Critics’ Picks

Jon Sasaki, Microbes Swabbed from a Palette Used by Tom Thomson, 2013, digital print, 38 1/4 x 38 1/4”.


Jon Sasaki

Jessica Bradley Gallery | Dundas West
1450 Dundas West
January 12 - March 16

Jon Sasaki has perfected the persona of the eternally optimistic everyman in his video and performance works over the past several years. In his latest exhibition, he turns his conceptually inflected wit to the messy particulate matter that underpins the Canadian obsession with the landscape, unearthing both its lyricism and its bathos.

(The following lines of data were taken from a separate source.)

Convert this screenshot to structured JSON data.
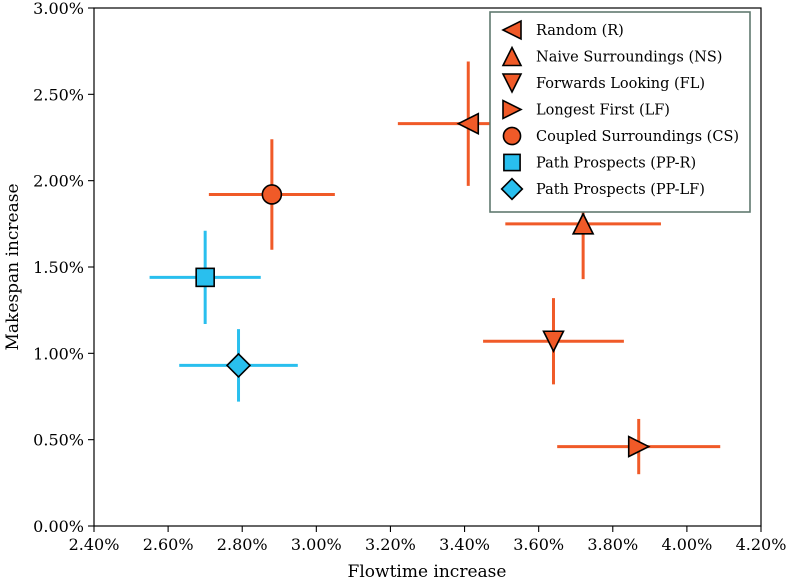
{
  "chart_data": {
    "type": "scatter",
    "title": "",
    "xlabel": "Flowtime increase",
    "ylabel": "Makespan increase",
    "xlim": [
      0.024,
      0.042
    ],
    "ylim": [
      0.0,
      0.03
    ],
    "xticks": [
      0.024,
      0.026,
      0.028,
      0.03,
      0.032,
      0.034,
      0.036,
      0.038,
      0.04,
      0.042
    ],
    "yticks": [
      0.0,
      0.005,
      0.01,
      0.015,
      0.02,
      0.025,
      0.03
    ],
    "xtick_labels": [
      "2.40%",
      "2.60%",
      "2.80%",
      "3.00%",
      "3.20%",
      "3.40%",
      "3.60%",
      "3.80%",
      "4.00%",
      "4.20%"
    ],
    "ytick_labels": [
      "0.00%",
      "0.50%",
      "1.00%",
      "1.50%",
      "2.00%",
      "2.50%",
      "3.00%"
    ],
    "grid": false,
    "legend_position": "top-right",
    "colors": {
      "orange": "#f05a28",
      "cyan": "#29bfee",
      "edge": "#000000"
    },
    "series": [
      {
        "name": "Random (R)",
        "marker": "triangle-left",
        "color": "#f05a28",
        "x": 0.0341,
        "y": 0.0233,
        "xerr": 0.0019,
        "yerr": 0.0036
      },
      {
        "name": "Naive Surroundings (NS)",
        "marker": "triangle-up",
        "color": "#f05a28",
        "x": 0.0372,
        "y": 0.0175,
        "xerr": 0.0021,
        "yerr": 0.0032
      },
      {
        "name": "Forwards Looking (FL)",
        "marker": "triangle-down",
        "color": "#f05a28",
        "x": 0.0364,
        "y": 0.0107,
        "xerr": 0.0019,
        "yerr": 0.0025
      },
      {
        "name": "Longest First (LF)",
        "marker": "triangle-right",
        "color": "#f05a28",
        "x": 0.0387,
        "y": 0.0046,
        "xerr": 0.0022,
        "yerr": 0.0016
      },
      {
        "name": "Coupled Surroundings (CS)",
        "marker": "circle",
        "color": "#f05a28",
        "x": 0.0288,
        "y": 0.0192,
        "xerr": 0.0017,
        "yerr": 0.0032
      },
      {
        "name": "Path Prospects (PP-R)",
        "marker": "square",
        "color": "#29bfee",
        "x": 0.027,
        "y": 0.0144,
        "xerr": 0.0015,
        "yerr": 0.0027
      },
      {
        "name": "Path Prospects (PP-LF)",
        "marker": "diamond",
        "color": "#29bfee",
        "x": 0.0279,
        "y": 0.0093,
        "xerr": 0.0016,
        "yerr": 0.0021
      }
    ]
  }
}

A suite of three large-scale photographs anchors the exhibition, which comprises painting, photography, sculpture, and video projects. Documenting bacterial cultures that the artist grew in petri dishes from swabs of the palettes once used by Group of Seven painters, the images materialize the otherwise invisible life forms that cling to these historical artifacts. The shapes that result from Sasaki’s simple experiment—in mossy greens, milky whites, and buttercup yellows—uncannily resemble the same forms and hues favored by those twentieth-century painters. Microbes Swabbed from a Palette Used by Tom Thomson, 2013, evokes the delicate, crystalline structure of a snowflake, for instance, while at the center of Microbes Swabbed from a Palette Used by Frederick Varley, 2013, is the unmistakable form of an elongated leaf.

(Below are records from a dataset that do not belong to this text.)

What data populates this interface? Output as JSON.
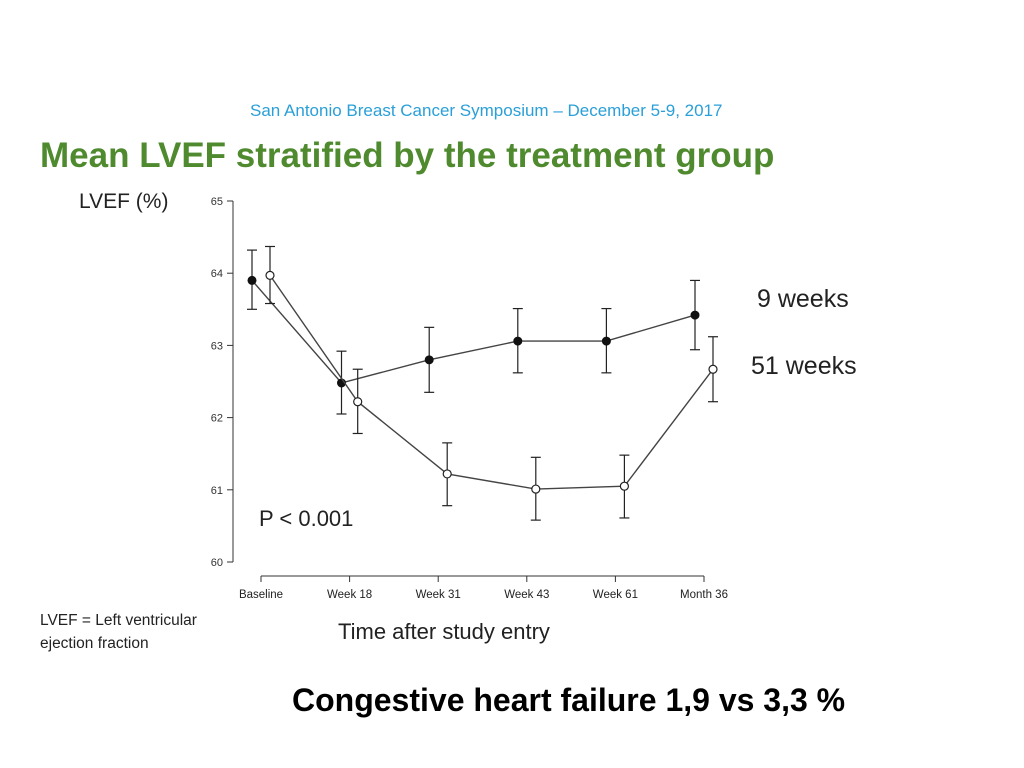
{
  "header": {
    "conference": "San Antonio Breast Cancer Symposium – December 5-9, 2017",
    "title": "Mean LVEF stratified by the treatment group"
  },
  "annotation": "P < 0.001",
  "footnote": "LVEF = Left ventricular ejection fraction",
  "conclusion": "Congestive heart failure 1,9 vs 3,3 %",
  "chart_data": {
    "type": "line",
    "title": "Mean LVEF stratified by the treatment group",
    "xlabel": "Time after study entry",
    "ylabel": "LVEF (%)",
    "categories": [
      "Baseline",
      "Week 18",
      "Week 31",
      "Week 43",
      "Week 61",
      "Month 36"
    ],
    "ylim": [
      60,
      65
    ],
    "yticks": [
      60,
      61,
      62,
      63,
      64,
      65
    ],
    "grid": false,
    "legend": "right",
    "series": [
      {
        "name": "9 weeks",
        "marker": "filled",
        "values": [
          63.9,
          62.48,
          62.8,
          63.06,
          63.06,
          63.42
        ],
        "ci_low": [
          63.5,
          62.05,
          62.35,
          62.62,
          62.62,
          62.94
        ],
        "ci_high": [
          64.32,
          62.92,
          63.25,
          63.51,
          63.51,
          63.9
        ]
      },
      {
        "name": "51 weeks",
        "marker": "open",
        "values": [
          63.97,
          62.22,
          61.22,
          61.01,
          61.05,
          62.67
        ],
        "ci_low": [
          63.58,
          61.78,
          60.78,
          60.58,
          60.61,
          62.22
        ],
        "ci_high": [
          64.37,
          62.67,
          61.65,
          61.45,
          61.48,
          63.12
        ]
      }
    ]
  }
}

This tension between idealized natural forms and their gritty materiality continues in a pair of works in the center of the gallery. In We Are Made of Star Stuff, 2012, Sasaki re-creates the night sky by lobbing “spitballs” of white confetti onto a black swatch of the ceiling, bits of which come loose and flutter to the ground throughout the course of the exhibition. On the floor nearby, displayed on an old tube television tilted so that it “looks” up at the stars overhead, the video Interactions, 2013, documents the artist overturning rocks on a recent trip to Tasmania, tracking the reactions of insects and worms as they respond to the sudden change in their environment. Like the bacterial cultures, these miniature versions of the cosmos are the products of human intervention and biological chance, recalling a sense of awe and bodily familiarity.